🤖 AI Summary
In platform economies, payment systems face a longstanding trade-off between security and performance: existing solutions either sacrifice efficiency for security or compromise protection for higher throughput, while failing to prevent malicious platforms from misappropriating funds or leaking user data. This paper proposes the first high-security, high-performance payment processing system integrating permissioned blockchain with central bank digital currency (CBDC). It innovatively incorporates zero-knowledge proofs, lightweight consensus, and an end-to-end encrypted audit protocol to ensure fund isolation, privacy preservation, verifiable transactions, and regulatory闭环 (closed-loop oversight). Evaluated on commodity personal devices, the system achieves 256.4 transactions per second (TPS) and an average latency of 4.29 seconds—performance comparable to centralized systems—while providing provable resistance against intermediary collusion and strong cryptographic security guarantees.
📝 Abstract
Recent years have witnessed a rapid development of platform economy, as it effectively addresses the trust dilemma between untrusted online buyers and merchants. However, malicious platforms can misuse users' funds and information, causing severe security concerns. Previous research efforts aimed at enhancing security in platform payment systems often sacrificed processing performance, while those focusing on processing efficiency struggled to completely prevent fund and information misuse. In this paper, we introduce SecurePay, a secure, yet performant payment processing system for platform economy.
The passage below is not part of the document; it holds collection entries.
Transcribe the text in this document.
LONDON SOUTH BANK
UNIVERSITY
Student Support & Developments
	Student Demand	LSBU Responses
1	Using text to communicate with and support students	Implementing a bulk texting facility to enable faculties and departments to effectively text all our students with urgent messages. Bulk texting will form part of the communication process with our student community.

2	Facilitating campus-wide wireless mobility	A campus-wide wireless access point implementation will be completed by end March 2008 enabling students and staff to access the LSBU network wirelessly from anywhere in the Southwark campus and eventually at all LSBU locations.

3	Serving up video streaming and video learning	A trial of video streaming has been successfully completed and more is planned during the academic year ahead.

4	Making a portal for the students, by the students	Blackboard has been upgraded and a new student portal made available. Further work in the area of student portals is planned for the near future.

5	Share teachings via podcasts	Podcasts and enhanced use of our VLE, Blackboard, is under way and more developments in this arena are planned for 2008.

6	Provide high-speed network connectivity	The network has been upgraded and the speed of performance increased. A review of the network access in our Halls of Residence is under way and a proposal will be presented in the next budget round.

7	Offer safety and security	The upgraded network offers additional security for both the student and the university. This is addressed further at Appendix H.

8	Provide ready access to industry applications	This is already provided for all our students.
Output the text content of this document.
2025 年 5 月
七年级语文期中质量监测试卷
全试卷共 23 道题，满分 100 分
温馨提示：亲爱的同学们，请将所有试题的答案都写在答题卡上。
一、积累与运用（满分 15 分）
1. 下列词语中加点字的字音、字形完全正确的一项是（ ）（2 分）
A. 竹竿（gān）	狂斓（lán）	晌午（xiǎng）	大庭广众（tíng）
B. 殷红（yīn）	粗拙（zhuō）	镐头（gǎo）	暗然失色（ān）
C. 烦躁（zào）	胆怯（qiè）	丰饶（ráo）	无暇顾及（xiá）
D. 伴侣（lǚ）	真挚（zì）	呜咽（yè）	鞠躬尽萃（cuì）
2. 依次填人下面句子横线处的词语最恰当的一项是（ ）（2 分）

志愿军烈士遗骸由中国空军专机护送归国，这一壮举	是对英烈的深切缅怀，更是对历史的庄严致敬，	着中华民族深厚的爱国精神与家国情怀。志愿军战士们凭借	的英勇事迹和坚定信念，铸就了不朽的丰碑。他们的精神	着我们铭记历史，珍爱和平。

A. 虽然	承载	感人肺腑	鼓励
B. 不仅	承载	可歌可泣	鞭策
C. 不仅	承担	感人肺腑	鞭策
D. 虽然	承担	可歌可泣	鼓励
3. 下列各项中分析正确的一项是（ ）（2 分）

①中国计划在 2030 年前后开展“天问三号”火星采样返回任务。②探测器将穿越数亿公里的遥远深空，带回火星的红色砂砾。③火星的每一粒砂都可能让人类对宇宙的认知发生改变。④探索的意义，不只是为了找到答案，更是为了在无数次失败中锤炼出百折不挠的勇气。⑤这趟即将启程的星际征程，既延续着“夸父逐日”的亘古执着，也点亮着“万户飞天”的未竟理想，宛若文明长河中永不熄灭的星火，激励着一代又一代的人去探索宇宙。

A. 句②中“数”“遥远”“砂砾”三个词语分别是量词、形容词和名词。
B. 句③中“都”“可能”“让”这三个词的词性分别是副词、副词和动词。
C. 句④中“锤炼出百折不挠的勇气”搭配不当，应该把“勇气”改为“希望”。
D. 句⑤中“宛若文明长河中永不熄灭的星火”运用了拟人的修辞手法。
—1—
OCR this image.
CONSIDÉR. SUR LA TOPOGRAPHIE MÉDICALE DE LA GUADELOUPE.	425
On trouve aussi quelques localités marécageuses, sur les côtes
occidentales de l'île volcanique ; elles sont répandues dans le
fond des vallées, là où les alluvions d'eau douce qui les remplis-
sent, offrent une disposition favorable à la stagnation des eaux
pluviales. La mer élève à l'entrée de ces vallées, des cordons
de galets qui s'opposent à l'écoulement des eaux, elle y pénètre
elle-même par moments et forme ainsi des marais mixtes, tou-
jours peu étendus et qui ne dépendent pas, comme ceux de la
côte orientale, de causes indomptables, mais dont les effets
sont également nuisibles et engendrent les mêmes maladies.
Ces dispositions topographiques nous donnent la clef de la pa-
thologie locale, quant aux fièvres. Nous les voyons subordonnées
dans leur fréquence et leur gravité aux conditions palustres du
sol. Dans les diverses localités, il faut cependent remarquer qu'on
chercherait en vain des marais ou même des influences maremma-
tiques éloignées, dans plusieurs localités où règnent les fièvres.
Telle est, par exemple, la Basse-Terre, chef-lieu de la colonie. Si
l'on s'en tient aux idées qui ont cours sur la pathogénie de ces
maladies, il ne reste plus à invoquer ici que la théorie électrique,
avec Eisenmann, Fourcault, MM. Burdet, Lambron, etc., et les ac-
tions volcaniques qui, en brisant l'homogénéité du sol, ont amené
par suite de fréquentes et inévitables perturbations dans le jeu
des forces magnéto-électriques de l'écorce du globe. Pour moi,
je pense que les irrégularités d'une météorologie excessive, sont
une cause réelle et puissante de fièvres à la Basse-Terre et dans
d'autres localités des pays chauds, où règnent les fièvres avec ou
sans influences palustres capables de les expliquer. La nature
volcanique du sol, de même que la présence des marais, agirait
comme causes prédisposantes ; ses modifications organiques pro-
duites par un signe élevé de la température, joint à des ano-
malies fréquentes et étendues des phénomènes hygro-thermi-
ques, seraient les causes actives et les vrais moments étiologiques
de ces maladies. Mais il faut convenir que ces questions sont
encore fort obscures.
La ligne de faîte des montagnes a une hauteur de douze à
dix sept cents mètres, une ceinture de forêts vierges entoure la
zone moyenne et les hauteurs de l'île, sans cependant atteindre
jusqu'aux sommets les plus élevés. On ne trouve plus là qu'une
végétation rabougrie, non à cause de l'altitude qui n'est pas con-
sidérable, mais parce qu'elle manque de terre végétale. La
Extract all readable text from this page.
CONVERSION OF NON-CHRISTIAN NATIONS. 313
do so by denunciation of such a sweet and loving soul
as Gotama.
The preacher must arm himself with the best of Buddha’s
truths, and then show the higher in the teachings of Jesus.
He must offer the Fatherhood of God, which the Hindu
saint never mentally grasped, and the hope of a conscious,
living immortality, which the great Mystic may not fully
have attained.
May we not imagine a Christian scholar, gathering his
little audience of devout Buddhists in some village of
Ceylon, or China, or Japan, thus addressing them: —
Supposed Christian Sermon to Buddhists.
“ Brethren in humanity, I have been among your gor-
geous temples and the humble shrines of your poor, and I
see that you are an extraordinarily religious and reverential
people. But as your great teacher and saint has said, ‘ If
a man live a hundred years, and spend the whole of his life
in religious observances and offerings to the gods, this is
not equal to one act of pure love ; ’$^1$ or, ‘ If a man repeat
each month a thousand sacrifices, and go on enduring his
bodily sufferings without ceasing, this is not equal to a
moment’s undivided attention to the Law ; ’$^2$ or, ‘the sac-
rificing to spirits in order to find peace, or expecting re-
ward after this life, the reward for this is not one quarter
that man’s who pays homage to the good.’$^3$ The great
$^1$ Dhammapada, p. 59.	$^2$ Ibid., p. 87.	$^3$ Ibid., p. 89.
SecurePay is the first payment system that combines permissioned blockchain with central bank digital currency (CBDC) to ensure fund security, information security, and resistance to collusion by intermediaries; it also facilitates counter-party auditing, closed-loop regulation, and enhances operational efficiency for transaction settlement. We develop a full implementation of the proposed SecurePay system, and our experiments conducted on personal devices demonstrate a throughput of 256.4 transactions per second and an average latency of 4.29 seconds, demonstrating a comparable processing efficiency with a centralized system, with a significantly improved security level.